Bill Brandt
Bill Brandt, born in Hamburg to German parents of Russian descent, contracted tuberculosis at a young age; therefore at the age of sixteen, he was moved to a sanitarium in Switzerland in order to recover. At the age of 22, he followed his brother to Vienna, where he decided upon photography as his profession, arranging work in the portrait studio of Greta Kolliner. Brandt's first breakthrough came in 1928, where a chance meeting with famous poet Ezra Pound led to Brandt taking his portrait. The photograph was greatly admired by Pound, who then immediately introduced Brandt to the surrealist painter and photographer, Man Ray.
After three months in Man Ray's studio, the 1930s saw Bill Brandt move to London and concentrate on photographing life in Britain for the rest of the decade. When the war began, Brandt (surprisingly so due to his German nationality) was asked by the War Office to photograph the blackout and record the Blitz, where Londoners sheltered from German air raids. A selection of these photographs are currently displayed in the Tate Britain. Post-war, Brandt developed a love for landscapes, but towards the fifties became increasingly preoccupied with surrealism and the nude. A series of the surreal fusion of landscape and nude, taken on the beaches of Normandy and Sussex, are available in the gallery.
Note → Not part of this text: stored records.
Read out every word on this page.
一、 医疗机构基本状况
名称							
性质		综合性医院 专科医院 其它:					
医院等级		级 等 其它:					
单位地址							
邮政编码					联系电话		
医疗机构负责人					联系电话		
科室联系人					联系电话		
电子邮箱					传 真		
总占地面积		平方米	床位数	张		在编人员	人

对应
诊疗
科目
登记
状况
Brandt died in 1983 as the result of a short illness.
Bill Brandt's photography was first published in the Paris Magazine in 1930. On his return to Britain during the Depression, the Daily Chronicle featured his photographs, alongside the publishing of two books: The English at Home (1936) and a Night in London (1938). During the second world war Brandt became one of the world's leading photojournalists, publishing in 1948 'The Camera in London.' In 1961 after his move to surrealism and nudes, his book "Perspectives of Nudes" was published in London and New York. During his lifetime he exhibited at the Museum of Modern art in New York and the Hayward Gallery in London.